Wall-E I give it 5 stars

It’s as though Pixar’s storytellers are so good they have to handicap themselves. We’ve done bugs, monsters, and a culinary rat; what next? I know, we’ll make an epic romance between two robots who don’t speak. And yet it works. Great love story, unforgettable minor characters, and many moments of effortless physical comedy.

Of course, the absurd constraints Pixar forces itself to work under are in large part the reason for its success. We saw four trailers for forthcoming CGI animated movies, and it was immediately obvious that they were all going to suck. Beverly Hills Chihuahua, Bolt, Madagascar 2, and The Tale of Despereaux: With these movies, it’s clear the animators and writers knew where they were going from pretty much the moment the high-concept pitch was pitched. But Pixar lives by the chess adage “If you see a good move, look for a better one!” And going with unlikely-seeming projects is a way of sweeping the obvious—and therefore trite—gimmicks off the table before they even get started.

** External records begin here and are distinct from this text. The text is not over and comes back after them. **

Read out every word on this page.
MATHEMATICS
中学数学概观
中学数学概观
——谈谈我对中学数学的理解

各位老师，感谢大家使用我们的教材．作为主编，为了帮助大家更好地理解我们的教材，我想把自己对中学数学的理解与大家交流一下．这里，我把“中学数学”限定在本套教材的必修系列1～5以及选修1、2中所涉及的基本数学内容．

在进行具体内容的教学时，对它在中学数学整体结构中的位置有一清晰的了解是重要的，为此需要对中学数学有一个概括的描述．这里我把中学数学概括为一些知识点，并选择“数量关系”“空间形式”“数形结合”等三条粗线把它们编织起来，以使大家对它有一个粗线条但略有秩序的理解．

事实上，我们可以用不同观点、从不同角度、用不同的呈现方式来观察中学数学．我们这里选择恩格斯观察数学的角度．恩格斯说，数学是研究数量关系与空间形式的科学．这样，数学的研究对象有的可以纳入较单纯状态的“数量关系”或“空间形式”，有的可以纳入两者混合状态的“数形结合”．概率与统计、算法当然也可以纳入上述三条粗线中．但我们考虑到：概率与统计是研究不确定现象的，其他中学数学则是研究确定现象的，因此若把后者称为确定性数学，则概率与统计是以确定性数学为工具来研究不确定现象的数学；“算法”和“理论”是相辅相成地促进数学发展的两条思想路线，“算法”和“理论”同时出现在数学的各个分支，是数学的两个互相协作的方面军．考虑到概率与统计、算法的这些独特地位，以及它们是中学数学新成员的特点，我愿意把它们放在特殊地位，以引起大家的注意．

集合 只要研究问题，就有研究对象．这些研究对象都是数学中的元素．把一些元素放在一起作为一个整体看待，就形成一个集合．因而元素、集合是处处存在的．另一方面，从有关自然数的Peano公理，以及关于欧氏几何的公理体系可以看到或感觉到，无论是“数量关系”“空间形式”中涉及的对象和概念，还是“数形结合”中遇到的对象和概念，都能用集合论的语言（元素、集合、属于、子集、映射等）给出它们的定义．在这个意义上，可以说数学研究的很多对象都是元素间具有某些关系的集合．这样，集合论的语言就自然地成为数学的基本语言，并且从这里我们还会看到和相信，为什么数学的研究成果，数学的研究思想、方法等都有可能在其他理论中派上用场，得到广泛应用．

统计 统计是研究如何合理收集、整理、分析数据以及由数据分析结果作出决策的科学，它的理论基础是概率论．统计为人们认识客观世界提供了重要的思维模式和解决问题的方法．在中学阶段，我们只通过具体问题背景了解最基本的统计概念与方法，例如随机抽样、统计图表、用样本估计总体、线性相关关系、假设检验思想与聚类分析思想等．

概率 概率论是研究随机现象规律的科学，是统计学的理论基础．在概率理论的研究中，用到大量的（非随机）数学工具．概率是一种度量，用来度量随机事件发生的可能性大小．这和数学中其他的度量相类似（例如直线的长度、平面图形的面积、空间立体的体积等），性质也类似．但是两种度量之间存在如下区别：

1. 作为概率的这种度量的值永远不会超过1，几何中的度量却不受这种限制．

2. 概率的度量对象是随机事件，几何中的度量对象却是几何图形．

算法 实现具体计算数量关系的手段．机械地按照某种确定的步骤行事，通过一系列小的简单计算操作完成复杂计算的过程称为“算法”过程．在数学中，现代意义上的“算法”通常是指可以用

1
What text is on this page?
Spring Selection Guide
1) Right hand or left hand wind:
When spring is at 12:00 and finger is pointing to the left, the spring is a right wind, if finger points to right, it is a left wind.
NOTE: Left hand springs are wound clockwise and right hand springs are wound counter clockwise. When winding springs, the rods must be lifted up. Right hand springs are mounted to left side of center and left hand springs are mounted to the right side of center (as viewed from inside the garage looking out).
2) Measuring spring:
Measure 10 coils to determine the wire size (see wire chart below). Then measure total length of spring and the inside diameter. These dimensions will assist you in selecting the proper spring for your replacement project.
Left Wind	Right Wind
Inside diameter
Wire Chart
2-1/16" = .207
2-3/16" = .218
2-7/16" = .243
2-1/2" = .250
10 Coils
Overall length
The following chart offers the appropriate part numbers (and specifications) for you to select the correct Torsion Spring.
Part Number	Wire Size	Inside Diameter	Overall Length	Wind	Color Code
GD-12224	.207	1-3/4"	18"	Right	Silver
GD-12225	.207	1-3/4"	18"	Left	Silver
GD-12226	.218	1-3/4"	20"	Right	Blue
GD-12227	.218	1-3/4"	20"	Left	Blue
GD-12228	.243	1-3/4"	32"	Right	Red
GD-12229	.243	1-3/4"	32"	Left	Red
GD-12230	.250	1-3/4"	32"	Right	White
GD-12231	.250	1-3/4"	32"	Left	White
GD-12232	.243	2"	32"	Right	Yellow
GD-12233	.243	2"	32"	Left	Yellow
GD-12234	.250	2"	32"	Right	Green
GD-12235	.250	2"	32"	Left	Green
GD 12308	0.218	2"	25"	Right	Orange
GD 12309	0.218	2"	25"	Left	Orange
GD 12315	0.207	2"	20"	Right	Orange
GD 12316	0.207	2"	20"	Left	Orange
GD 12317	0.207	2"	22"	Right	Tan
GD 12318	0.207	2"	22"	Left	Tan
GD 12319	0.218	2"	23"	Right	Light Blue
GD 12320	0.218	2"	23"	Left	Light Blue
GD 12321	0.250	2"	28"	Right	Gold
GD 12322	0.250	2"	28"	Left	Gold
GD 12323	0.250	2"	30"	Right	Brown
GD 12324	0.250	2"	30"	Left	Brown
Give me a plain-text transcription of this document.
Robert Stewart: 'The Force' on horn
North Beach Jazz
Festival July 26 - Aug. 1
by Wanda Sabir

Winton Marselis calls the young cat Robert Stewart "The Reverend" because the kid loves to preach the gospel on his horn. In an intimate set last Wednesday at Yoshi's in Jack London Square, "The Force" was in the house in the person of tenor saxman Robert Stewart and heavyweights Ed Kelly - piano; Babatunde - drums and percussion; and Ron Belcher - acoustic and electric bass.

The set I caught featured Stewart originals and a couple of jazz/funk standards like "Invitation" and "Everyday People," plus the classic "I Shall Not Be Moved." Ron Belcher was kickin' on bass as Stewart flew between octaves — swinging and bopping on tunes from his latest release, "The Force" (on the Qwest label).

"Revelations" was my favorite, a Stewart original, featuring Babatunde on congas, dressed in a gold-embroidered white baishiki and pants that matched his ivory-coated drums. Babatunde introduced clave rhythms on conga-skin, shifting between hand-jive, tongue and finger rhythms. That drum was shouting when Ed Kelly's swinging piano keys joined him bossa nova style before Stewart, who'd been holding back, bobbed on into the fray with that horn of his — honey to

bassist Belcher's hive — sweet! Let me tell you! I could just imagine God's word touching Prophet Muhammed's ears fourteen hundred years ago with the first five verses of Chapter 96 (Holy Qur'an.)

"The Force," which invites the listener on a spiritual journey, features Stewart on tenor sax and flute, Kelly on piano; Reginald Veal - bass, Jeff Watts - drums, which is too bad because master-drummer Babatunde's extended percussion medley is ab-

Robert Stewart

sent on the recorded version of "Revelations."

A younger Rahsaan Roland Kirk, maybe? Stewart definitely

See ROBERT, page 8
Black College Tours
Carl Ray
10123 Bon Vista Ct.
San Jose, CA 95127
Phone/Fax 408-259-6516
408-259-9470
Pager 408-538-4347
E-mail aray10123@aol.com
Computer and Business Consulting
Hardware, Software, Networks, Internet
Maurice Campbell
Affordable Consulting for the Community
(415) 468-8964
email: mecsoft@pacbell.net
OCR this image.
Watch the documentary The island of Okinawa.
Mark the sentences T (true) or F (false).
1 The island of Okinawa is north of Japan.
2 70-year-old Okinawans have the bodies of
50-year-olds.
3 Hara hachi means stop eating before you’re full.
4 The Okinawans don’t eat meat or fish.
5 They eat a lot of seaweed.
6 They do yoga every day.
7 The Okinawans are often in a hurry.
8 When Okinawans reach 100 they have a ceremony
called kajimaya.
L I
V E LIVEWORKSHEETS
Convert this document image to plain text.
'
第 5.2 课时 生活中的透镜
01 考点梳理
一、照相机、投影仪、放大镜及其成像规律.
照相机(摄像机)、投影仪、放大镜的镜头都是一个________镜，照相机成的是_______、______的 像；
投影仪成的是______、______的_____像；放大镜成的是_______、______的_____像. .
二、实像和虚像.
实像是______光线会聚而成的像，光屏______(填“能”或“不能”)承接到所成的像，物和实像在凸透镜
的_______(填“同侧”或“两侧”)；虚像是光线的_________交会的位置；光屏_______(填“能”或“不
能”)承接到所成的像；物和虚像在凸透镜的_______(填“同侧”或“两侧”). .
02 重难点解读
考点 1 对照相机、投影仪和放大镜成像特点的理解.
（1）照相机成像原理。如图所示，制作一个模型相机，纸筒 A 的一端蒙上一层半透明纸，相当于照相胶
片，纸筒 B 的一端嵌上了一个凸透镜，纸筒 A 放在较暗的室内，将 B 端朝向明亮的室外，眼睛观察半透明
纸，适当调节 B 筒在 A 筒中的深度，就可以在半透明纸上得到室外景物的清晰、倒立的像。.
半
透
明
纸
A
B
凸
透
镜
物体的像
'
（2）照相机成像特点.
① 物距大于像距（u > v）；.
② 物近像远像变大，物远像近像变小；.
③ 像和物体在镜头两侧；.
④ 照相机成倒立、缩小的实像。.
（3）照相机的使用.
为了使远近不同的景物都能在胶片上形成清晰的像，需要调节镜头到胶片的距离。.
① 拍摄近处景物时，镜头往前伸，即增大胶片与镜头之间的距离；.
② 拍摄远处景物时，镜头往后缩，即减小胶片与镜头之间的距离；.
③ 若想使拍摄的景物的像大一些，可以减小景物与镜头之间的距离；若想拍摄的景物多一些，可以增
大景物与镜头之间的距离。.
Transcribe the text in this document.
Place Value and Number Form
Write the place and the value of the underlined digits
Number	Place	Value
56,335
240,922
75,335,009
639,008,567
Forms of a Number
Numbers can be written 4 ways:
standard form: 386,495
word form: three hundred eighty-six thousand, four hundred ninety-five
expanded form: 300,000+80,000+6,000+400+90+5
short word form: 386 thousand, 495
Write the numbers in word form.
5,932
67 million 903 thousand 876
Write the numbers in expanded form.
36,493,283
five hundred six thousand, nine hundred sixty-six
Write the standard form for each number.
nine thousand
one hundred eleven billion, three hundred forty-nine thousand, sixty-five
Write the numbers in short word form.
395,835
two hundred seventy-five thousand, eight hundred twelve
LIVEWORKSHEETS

I totally agree…and it even helped inspire this blog post’s BNL picture:


Wall-E totally looks like the robot from “Short Circuit”… minus the cheesy 80’s style of course

Yes on the Short Circuit robot! I also thought Wall-E looked like ET, especially when his head was extended. Perhaps there is some underlying version of Platonic cuteness (large eyes, oblong head, etc.), at least for non-humans.